A new biography of Harvey Kurtzman pays tribute to the Jewish artist’s genius but struggles to escape the long shadow of his days at Mad magazine in the 1950s, much like Kurtzman himself.
By Akin Ajayi for Haaretz
“Harvey Kurtzman: The Man Who Created MAD and Revolutionized Humor in America,” by Bill Schelly, Fantagraphics Books, 644 pages, $34.99
Sometime in 1988, Harvey Kurtzman invited Art Spiegelman to guest-lecture at his cartooning class at New York’s School of Visual Arts. Spiegelman was already a leading light of the alternative comics movement (he’d win a Pulitzer Prize, in 1992, for “Maus”), and it was expected that he would talk about his career. But instead, Spiegelman turned the spotlight around, talking about the inspiration for his comic-book career – Kurtzman himself.

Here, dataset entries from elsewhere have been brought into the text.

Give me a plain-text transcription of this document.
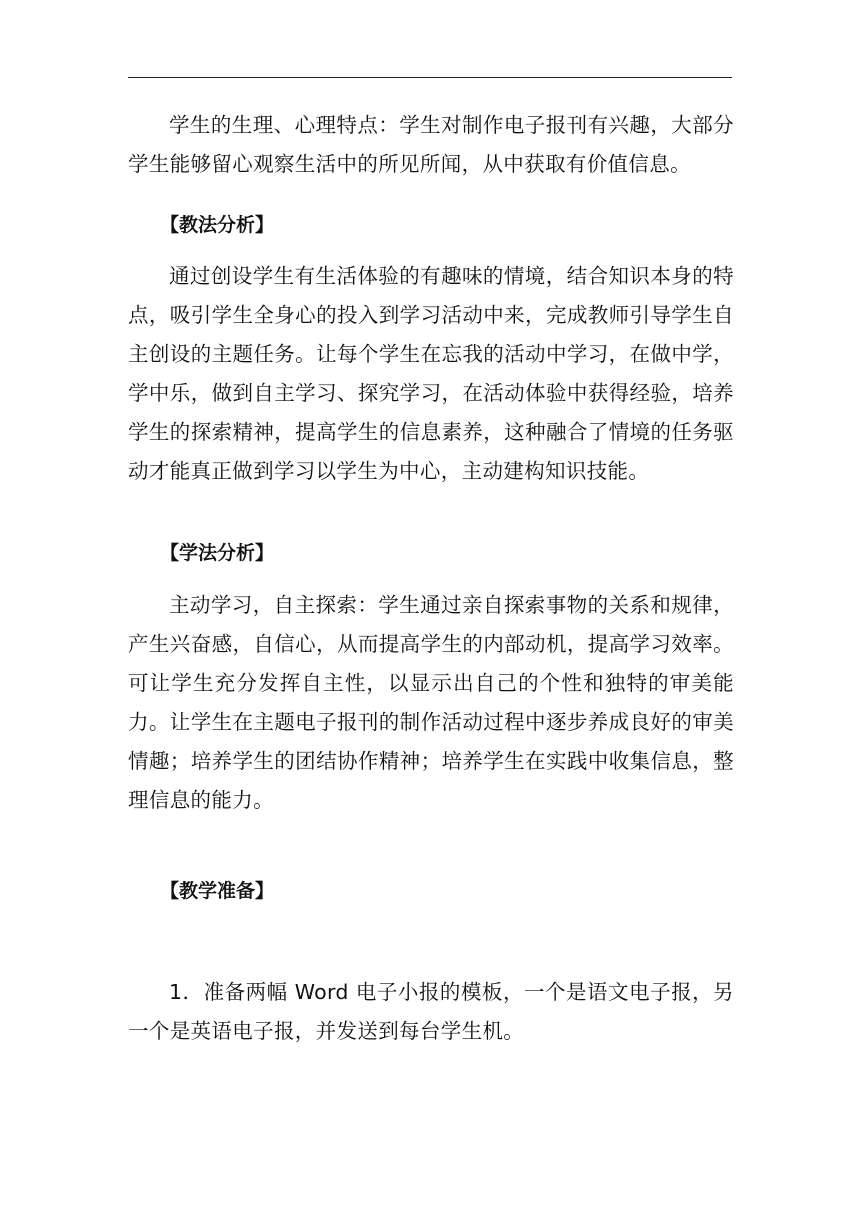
学生的生理、心理特点：学生对制作电子报刊有兴趣，大部分学生能够留心观察生活中的所见所闻，从中获取有价值信息。

【教法分析】

通过创设学生有生活体验的有趣味的情境，结合知识本身的特点，吸引学生全身心的投入到学习活动中来，完成教师引导学生自主创设的主题任务。让每个学生在忘我的活动中学习，在做中学，学中乐，做到自主学习、探究学习，在活动体验中获得经验，培养学生的探索精神，提高学生的信息素养，这种融合了情境的任务驱动才能真正做到学习以学生为中心，主动建构知识技能。

【学法分析】

主动学习，自主探索：学生通过亲自探索事物的关系和规律，产生兴奋感，自信心，从而提高学生的内部动机，提高学习效率。可让学生充分发挥自主性，以显示出自己的个性和独特的审美能力。让学生在主题电子报刊的制作活动过程中逐步养成良好的审美情趣；培养学生的团结协作精神；培养学生在实践中收集信息，整理信息的能力。

【教学准备】

1．准备两幅 Word 电子小报的模板，一个是语文电子报，另一个是英语电子报，并发送到每台学生机。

Spiegelman ran through Kurtzman’s early successes, but talked most about Kurtzman’s greatest contribution to comic books, as the creator of Mad magazine (he would later document the afternoon, comic strip-style, in a New Yorker tribute shortly after Kurtzman’s death in 1993). “Mad was an urban junk collage that said ‘Pay attention! The mass media are lying to you … including this comic book!’” Spiegelman told the class. “I think Harvey’s Mad was more important than pot and LSD in shaping the generation that protested the Vietnam War.”